En esta ocasión le ofrecen un caso en el que hay un resultado raro en el ADN estudiado. El individuo
que el innovador laboratorio refleja en la muestra de aquel delito de 1989 es
Clayton Pell. Con numerosas detenciones y tres condenas sucesivas, parecía
claro que él fue el asesino. Pero en aquella fecha Clayton tenía solo ocho años. No
podía ser el culpable, los índices lo probaban.
¿Qué
había sucedido? ¿Los inspectores encargados de custodiar las
muestras habían mezclado las de dos casos? ¿Había fallado el laboratorio que
realizaba las pruebas? Había que investigar manteniendo cierta discreción. La Policía de Los Ángeles se jugaba su
credibilidad.
Va a quedar patente en estas líneas la existencia de una
sima entre la institución y los investigadores que la componen; sus intereses
no siempre marchan parejos. La
institución se pelea por el buen nombre político, los policías luchan contra el
crimen.
Este grupo dedicado a casos no resueltos no trabajaba en
la escena del crimen, “trabajaba con las
carpetas y las cajas de cartón de los archivos.” Pero la trama se espesa
con un segundo caso, y ahí sí van a tener que acercarse a la escena
del delito. Ha aparecido muerto el hijo del concejal Irvin Irving: se ha caído
desde un séptimo piso, o lo han tirado. Han encontrado su cuerpo aplastado
contra el suelo.
El concejal siempre ha estado enfrentado a Bosch, incluso
antes de tener este cargo, cuando eran compañeros. El policía no entiende por
qué quiere que sea él el que realice las investigaciones.

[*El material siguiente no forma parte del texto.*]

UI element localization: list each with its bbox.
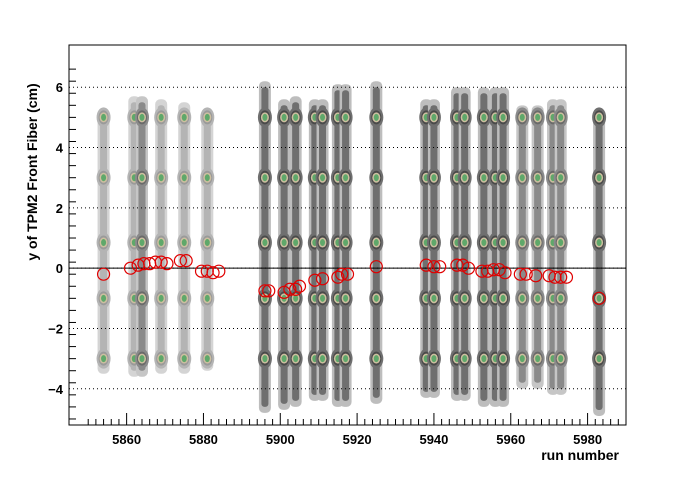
y-axis: −4 −2 0 2 4 6: [48, 68, 76, 420]
data-point: [179, 254, 193, 268]
distribution-run: [553, 99, 568, 395]
distribution-run: [154, 99, 169, 374]
data-point: [262, 284, 276, 298]
distribution-run: [338, 84, 353, 407]
plot-border: [68, 44, 627, 426]
data-point: [160, 257, 174, 271]
distribution-run: [369, 81, 384, 404]
data-point: [419, 258, 433, 272]
distribution-run: [592, 107, 607, 416]
distribution-run: [277, 99, 292, 410]
x-tick-label: 5900: [266, 432, 295, 447]
data-point: [206, 266, 220, 280]
data-point: [461, 261, 476, 275]
data-point: [292, 279, 307, 293]
distribution-run: [200, 107, 215, 371]
x-tick-label: 5960: [496, 432, 525, 447]
data-point: [513, 267, 527, 281]
y-tick-label: 0: [56, 261, 63, 276]
y-tick-label: 6: [56, 80, 63, 95]
distribution-run: [530, 105, 545, 389]
distribution-run: [496, 87, 511, 407]
data-point: [592, 291, 606, 305]
data-point: [283, 282, 297, 296]
data-point: [433, 260, 447, 274]
distribution-run: [96, 107, 111, 374]
data-point: [519, 267, 533, 281]
distribution-run: [134, 96, 149, 377]
distribution-run: [457, 87, 472, 401]
distribution-run: [315, 99, 330, 401]
data-point: [529, 269, 543, 283]
data-point: [315, 272, 330, 286]
data-point: [427, 260, 441, 274]
y-tick-label: −4: [48, 382, 64, 397]
x-tick-label: 5860: [112, 432, 141, 447]
x-tick-label: 5980: [573, 432, 602, 447]
data-point: [369, 260, 383, 274]
distribution-run: [515, 105, 530, 389]
y-tick-label: 2: [56, 201, 63, 216]
data-point: [258, 284, 272, 298]
data-point: [289, 282, 303, 296]
data-point: [340, 267, 355, 281]
x-axis: 5860 5880 5900 5920 5940 5960 5980: [87, 413, 627, 447]
y-tick-label: −2: [48, 321, 63, 336]
data-point: [559, 270, 574, 284]
distribution-run: [288, 96, 303, 407]
data-point: [154, 255, 168, 269]
distribution-run: [426, 99, 441, 398]
y-tick-label: 4: [56, 141, 64, 156]
data-point: [498, 266, 512, 280]
data-point: [335, 267, 349, 281]
data-point: [173, 254, 187, 268]
distribution-run: [476, 87, 491, 407]
x-tick-label: 5880: [189, 432, 218, 447]
data-point: [308, 273, 322, 287]
data-point: [554, 270, 568, 284]
series-points: [96, 254, 606, 305]
data-point: [331, 270, 345, 284]
data-point: [212, 264, 226, 278]
distribution-bands: [96, 81, 607, 416]
x-tick-label: 5940: [419, 432, 448, 447]
data-point: [96, 267, 111, 281]
y-axis-label: y of TPM2 Front Fiber (cm): [24, 83, 40, 260]
x-axis-label: run number: [541, 447, 619, 463]
distribution-run: [257, 81, 272, 413]
data-point: [123, 261, 138, 275]
x-tick-label: 5920: [343, 432, 372, 447]
distribution-run: [177, 102, 192, 374]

Al final encontraremos una respuesta. Y un lazo que une las
dos pesquisas, no en sus contenidos, aunque sí en el espacio en que se mueven: artesanos de la resolución de crímenes y
políticos de altos despachos.
Es triste para este policía de años, que se ha dejado la
piel en descubrir el mal, comprobar que los negociados que los dirigen, se
preocupen menos por un crimen horrible que por unos presupuestos.
Descubre
lo que nadie ha visto. Bosch es metódico, sus sistemas son lentos,
para los que están con él hasta infructuosos, pero al final descubrimos
deslumbrados que tenía razón.
Le seguimos en su manera de trabajar. Se van abriendo
rutas posibles, luego se cerrarán y solo una quedará abierta. Este es el juego de la novela policiaca:
mantener vivo nuestro interés hasta la última línea. Bosch lo tiene claro “Y yo lo único que quiero es saber qué pasó
en realidad”.
Algo más de una semana necesita Bosch para apabullarnos
resolviendo los dos casos.
No
falta el picante del amor en la novela, se trata de la doctora
Hanna Stone, que busca conocer el origen del mal. Ella introduce este tema para
nuestra consideración. ¿Está quizás usando a Bosch para hallar respuestas? Él
le responde que solo quiere combatirlo, que no sabe de dónde procede. La
doctora tiene razones para hacerse esta pregunta.
“Mi
función más bien es la de presentarme cuando las cosas ya han pasado, para
limpiar un poco los desperfectos. Lo único que sé es que en este mundo existe
el mal. Lo he visto. De los que no estoy seguro es de dónde procede”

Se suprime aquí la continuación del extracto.